Basically, it's like this: "American Rock 'n Roll" killed any Kid Rock fan's final hope that he'd return to the harder, gutsier (not good, just gutsier), OG "Devil Without a Cause"-era music. Despite the title, "American Rock 'n Roll" isn't a rock song, isn't a mixed genre song, and isn't anything at all but the most bland, tepid, mid-tempo, copy-pasted country ballad that sounds indistinguishable from 10,000 others cut from the same mold. If you weren't told that it was a Kid Rock song, you'd never be able to tell. And if it wasn't a Kid Rock song, you'd never hear it to begin with because it's too bereft of creativity or verve to be released.

Admittedly, some critics took well to "Sweet Southern Sugar." AP News called it "a darn good album" but also called "American Rock 'n Roll" one of the album's "satisfying arena-ready rockers," indicating a total lack of understanding regarding what "arena-ready rockers" are. Besides, we already mentioned the poor album sales, which reflect fans' opinions. So does the song's absence in Rock's top 10 most listened-to Spotify tracks.

Don't Tell Me How to Live

Now we come to the worst of the worst flops, which happens to be a track from Kid Rock's most recent musical effort, "Don't Tell Me How To Live" from 2022's accurately named "Bad Reputation." Fans (or at least the Kid Rock-curious) on Reddit have decreed "Bad Reputation" the star's worst album. We're calling out "Don't Tell Me How to Live" as the worst of its tracks, which is a pretty high bar.

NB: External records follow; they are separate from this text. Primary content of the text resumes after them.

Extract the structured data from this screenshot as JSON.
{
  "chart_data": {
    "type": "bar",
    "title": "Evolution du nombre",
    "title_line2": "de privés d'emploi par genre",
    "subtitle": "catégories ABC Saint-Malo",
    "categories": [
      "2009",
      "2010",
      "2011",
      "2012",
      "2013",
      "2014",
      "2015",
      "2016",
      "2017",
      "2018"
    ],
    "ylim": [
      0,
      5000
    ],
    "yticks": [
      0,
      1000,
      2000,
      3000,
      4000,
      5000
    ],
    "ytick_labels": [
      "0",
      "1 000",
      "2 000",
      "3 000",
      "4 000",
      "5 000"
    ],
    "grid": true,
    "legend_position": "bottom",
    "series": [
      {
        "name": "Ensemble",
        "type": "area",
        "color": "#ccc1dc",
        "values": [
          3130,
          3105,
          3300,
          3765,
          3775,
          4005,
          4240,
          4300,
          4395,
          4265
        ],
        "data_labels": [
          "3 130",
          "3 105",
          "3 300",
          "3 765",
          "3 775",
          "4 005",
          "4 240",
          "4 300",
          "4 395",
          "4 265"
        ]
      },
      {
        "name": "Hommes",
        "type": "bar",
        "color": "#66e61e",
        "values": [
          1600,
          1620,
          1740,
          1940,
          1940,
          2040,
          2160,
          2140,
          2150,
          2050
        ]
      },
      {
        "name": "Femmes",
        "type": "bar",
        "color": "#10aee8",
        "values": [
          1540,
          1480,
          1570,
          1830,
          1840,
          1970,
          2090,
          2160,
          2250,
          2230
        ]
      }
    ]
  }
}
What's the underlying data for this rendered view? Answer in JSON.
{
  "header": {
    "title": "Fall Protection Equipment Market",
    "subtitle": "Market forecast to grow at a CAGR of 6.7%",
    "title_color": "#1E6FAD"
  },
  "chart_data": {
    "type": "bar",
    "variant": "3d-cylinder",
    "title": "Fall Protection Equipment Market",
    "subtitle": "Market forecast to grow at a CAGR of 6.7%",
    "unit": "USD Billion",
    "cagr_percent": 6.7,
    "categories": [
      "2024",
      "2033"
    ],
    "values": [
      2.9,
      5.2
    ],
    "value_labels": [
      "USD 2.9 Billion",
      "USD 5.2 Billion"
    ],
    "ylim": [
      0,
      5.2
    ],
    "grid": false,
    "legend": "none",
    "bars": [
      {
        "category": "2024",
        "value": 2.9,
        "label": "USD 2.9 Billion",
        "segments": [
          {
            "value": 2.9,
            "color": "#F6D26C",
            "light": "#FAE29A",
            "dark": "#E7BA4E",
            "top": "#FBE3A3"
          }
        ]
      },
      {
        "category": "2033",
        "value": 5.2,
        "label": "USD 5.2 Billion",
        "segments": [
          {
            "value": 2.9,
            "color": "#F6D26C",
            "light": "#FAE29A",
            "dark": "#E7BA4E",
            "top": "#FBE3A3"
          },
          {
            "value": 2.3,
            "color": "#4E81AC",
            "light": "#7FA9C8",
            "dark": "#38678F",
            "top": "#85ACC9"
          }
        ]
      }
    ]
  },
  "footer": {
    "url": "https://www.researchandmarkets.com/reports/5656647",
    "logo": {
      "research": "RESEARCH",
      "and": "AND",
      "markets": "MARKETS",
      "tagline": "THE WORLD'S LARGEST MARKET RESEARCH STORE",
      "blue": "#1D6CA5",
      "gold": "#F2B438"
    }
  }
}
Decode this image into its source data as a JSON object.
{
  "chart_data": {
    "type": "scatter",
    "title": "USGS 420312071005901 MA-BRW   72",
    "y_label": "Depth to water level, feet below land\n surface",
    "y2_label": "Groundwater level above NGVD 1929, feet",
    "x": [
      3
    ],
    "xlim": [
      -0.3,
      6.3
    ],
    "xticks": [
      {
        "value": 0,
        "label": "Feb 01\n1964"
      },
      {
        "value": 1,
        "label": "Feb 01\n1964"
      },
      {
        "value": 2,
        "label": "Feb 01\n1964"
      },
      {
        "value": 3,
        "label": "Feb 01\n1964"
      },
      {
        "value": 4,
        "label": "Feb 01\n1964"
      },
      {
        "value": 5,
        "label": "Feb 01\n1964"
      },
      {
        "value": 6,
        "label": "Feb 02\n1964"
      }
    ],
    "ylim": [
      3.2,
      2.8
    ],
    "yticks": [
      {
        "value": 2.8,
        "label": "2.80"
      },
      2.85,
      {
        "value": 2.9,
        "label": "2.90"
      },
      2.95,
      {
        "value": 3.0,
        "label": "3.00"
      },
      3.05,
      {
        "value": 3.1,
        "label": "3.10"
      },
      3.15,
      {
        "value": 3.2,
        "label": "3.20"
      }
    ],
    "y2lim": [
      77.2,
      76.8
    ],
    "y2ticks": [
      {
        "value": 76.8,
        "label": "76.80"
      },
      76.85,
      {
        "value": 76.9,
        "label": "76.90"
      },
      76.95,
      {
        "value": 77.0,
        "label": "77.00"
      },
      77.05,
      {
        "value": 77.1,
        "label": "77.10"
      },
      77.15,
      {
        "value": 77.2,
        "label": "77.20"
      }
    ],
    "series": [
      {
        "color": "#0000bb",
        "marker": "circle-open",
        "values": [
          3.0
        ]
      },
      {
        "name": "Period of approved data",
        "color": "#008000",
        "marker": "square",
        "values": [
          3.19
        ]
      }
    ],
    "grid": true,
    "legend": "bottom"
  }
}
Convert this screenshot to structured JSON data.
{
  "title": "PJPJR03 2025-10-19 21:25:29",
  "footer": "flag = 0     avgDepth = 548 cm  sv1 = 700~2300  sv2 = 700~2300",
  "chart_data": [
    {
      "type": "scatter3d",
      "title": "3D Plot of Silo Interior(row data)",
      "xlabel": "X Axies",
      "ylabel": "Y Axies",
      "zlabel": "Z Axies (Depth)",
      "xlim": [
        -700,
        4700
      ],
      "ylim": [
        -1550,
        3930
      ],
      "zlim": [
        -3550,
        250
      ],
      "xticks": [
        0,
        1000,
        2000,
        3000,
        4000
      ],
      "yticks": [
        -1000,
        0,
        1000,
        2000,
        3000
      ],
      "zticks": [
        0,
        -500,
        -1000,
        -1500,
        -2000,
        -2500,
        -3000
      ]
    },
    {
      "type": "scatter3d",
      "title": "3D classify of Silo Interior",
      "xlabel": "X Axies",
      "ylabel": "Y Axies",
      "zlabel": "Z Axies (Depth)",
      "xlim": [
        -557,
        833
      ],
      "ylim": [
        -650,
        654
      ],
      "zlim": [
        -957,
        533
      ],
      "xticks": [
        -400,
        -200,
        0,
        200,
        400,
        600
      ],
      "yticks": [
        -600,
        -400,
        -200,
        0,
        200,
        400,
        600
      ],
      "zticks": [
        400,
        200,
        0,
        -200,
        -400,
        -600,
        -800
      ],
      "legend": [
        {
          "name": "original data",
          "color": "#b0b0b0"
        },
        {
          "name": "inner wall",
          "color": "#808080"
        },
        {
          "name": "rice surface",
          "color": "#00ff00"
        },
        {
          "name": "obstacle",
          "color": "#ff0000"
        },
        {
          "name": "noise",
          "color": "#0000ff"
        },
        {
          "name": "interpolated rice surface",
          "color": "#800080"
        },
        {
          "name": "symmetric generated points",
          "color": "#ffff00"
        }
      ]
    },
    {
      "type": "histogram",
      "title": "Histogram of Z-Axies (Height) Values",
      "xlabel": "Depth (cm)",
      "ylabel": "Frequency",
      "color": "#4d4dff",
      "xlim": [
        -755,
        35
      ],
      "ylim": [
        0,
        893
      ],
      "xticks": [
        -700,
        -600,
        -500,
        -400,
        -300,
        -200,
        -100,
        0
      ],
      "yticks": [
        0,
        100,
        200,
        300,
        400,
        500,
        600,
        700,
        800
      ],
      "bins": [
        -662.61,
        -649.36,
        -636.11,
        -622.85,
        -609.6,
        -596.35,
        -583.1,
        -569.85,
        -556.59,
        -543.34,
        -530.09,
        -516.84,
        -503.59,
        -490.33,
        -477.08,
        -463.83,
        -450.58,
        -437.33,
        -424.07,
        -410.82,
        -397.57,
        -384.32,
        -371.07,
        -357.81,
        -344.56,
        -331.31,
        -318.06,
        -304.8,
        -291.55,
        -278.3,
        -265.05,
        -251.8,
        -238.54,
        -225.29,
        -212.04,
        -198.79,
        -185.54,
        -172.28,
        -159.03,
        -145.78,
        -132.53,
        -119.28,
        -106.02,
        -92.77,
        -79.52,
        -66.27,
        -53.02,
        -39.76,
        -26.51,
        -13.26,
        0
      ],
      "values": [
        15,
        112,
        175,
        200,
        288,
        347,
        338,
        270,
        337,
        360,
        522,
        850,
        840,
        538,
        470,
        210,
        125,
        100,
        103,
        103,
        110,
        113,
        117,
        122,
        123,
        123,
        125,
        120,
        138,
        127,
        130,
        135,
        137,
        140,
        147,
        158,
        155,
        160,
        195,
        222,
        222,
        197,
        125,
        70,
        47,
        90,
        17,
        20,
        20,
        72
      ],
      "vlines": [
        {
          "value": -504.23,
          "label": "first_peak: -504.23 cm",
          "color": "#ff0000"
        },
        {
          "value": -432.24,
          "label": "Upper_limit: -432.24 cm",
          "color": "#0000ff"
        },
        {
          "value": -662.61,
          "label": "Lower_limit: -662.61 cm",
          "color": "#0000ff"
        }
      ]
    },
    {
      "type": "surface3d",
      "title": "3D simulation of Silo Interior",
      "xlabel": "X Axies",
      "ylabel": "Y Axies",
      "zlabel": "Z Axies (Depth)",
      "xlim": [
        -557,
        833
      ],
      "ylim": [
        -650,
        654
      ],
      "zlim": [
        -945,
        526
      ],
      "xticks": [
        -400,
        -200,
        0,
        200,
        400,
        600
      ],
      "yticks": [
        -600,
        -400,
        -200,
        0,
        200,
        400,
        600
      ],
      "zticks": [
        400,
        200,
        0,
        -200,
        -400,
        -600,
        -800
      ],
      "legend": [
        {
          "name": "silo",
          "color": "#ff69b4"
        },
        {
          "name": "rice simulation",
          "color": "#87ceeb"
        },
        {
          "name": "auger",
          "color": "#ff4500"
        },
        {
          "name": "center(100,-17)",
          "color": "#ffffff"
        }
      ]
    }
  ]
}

Everything about "Don't Tell Me How to Live" is gutter-level godawful. The song's got a combative lyrical opening that sounds lifted from the inner monologue of an angsty teenager but actually came from the pen of a 50-something celebrity worth $150 million: "F*** all you hoes! / Detroit 'til I die, motherf*****!/ Talkin' all that bulls***! / Ain't nobody gonna tell me how to live!" (side note: Kid Rock lives in Nashville — in a replica of the White House, no less). The song's got Kid Rock's one, regurgitated rap flow delivered atop a honky tonk-laced riff. It's also got a music video that functions like a grab bag of dive bar biker stereotypes plus a rocket that lifts off from Mount Rushmore because America. If it was satire, it'd be brilliant. As a sincere work, it's cringe to the power of infinity.   

Perhaps sadder than anything, the song also grasps for Kid Rock's "Devil Without a Cause" glory days and then promptly botches the attempt with dreadful lyrics: "Bucka bucka, you ain't never met a motherf***** like this / Kiss my a**, then you can suck a d*** / Sideways." Blessedly, "Bad Reputation" debuted absent from the Billboard 200.